As it turned out, Kochav did get sick. So did his wife, who has also been treating people with COVID-19. The fear changed how he interacted with patients and their families. “Dealing with family members was particularly emotional,” he told me. “I saw my fears coming true in what they were experiencing. I could so easily project myself into their position.” A doctor can feel some distance from patients with chronic ailments, such as heart disease or diabetes. Not so with a virus that threatens to infect everyone.

As the weeks went on, Kochav experienced a gradual hardening: phase two. “When you’re exposed and exposed and exposed to something, it becomes less scary,” he said. “There was this desensitization and detachment.” He noticed colleagues who had previously changed into street clothes before and after shifts departing the hospital in scrubs; some forgot to put on eye protection as they walked toward patient rooms, scurrying back to collect face shields. His own approach to patients began to shift. Everyone had the same disease; many fared poorly regardless of what he did; treatment became mechanical. “I felt disconnected,” he said. “I’m not sure if it’s because I overinvested earlier and was just emotionally spent, or because every day was an endless stream of the same thing. But I went from seeing every patient as my mom, my dad, my wife, to seeing every patient as a lab value and ventilator setting.”

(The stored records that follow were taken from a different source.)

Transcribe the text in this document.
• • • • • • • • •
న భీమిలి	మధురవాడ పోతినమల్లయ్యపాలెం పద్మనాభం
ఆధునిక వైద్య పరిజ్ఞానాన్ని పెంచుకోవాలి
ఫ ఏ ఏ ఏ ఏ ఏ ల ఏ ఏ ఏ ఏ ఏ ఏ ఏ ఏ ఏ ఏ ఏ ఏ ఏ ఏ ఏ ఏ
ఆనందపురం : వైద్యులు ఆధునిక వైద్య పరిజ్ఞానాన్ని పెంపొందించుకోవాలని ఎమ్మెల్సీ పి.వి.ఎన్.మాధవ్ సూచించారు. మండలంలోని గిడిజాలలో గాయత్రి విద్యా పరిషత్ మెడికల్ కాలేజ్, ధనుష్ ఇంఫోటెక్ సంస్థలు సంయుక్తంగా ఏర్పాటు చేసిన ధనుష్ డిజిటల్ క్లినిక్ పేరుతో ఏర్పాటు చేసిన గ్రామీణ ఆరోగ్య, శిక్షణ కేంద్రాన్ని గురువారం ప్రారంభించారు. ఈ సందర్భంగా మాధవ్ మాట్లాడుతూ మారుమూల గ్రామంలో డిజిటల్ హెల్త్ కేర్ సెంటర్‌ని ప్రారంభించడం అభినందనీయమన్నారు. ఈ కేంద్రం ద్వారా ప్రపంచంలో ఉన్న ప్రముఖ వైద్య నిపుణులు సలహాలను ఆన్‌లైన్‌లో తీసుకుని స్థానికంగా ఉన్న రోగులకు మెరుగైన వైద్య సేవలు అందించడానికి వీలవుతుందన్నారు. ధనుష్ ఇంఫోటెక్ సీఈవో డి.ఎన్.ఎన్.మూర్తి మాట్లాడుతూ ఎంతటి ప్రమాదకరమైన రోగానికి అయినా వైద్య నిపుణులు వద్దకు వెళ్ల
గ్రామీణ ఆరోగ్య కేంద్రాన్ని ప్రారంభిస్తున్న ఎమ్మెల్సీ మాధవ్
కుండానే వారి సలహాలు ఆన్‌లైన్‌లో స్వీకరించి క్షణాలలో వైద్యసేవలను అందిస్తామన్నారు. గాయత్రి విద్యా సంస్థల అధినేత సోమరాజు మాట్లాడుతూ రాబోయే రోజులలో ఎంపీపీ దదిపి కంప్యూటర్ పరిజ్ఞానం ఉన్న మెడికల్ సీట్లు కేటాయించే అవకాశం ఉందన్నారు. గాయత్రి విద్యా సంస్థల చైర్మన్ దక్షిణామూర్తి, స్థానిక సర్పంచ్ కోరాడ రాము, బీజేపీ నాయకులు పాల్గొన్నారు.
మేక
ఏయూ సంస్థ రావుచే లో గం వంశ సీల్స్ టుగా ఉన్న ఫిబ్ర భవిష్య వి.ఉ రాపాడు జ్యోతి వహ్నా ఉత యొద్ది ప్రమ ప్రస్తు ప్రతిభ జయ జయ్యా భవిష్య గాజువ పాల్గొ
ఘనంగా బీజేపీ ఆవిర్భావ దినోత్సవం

Others apparently felt the same way, because soon Kochav’s I.C.U. developed a plan to restore humanity to its work. The unit began asking families to send in photos and double-sided sheets describing each patient’s life and interests. Some families wrote from the first-person perspective of the patient—he was introducing himself. Soon, I.V. poles were covered with paragraphs describing years past and laminated pictures of children, grandchildren, vacations, and graduations. “I’d go to check a patient’s ventilator settings and suddenly I’d see their smiling face at a barbecue,” Kochav said. “I’m caring for people again.” He hopes this new, third phase will last.

Coronavirus patients go through phases, too. In early March, David and his partner, Emily, left the city with his sister and brother-in-law to stay on Long Island. (They asked me not to use their real names to protect their privacy.) David exercised six days a week and, at thirty-five, had never been seriously ill. When he woke up feeling unwell, he attributed his fatigue to a bad night’s sleep. That evening, he entered the kitchen, where his sister was eating a sweet potato; overcome by nausea, he started up the stairs, then fainted, hitting his head on a railing and opening a gash above his left eyebrow.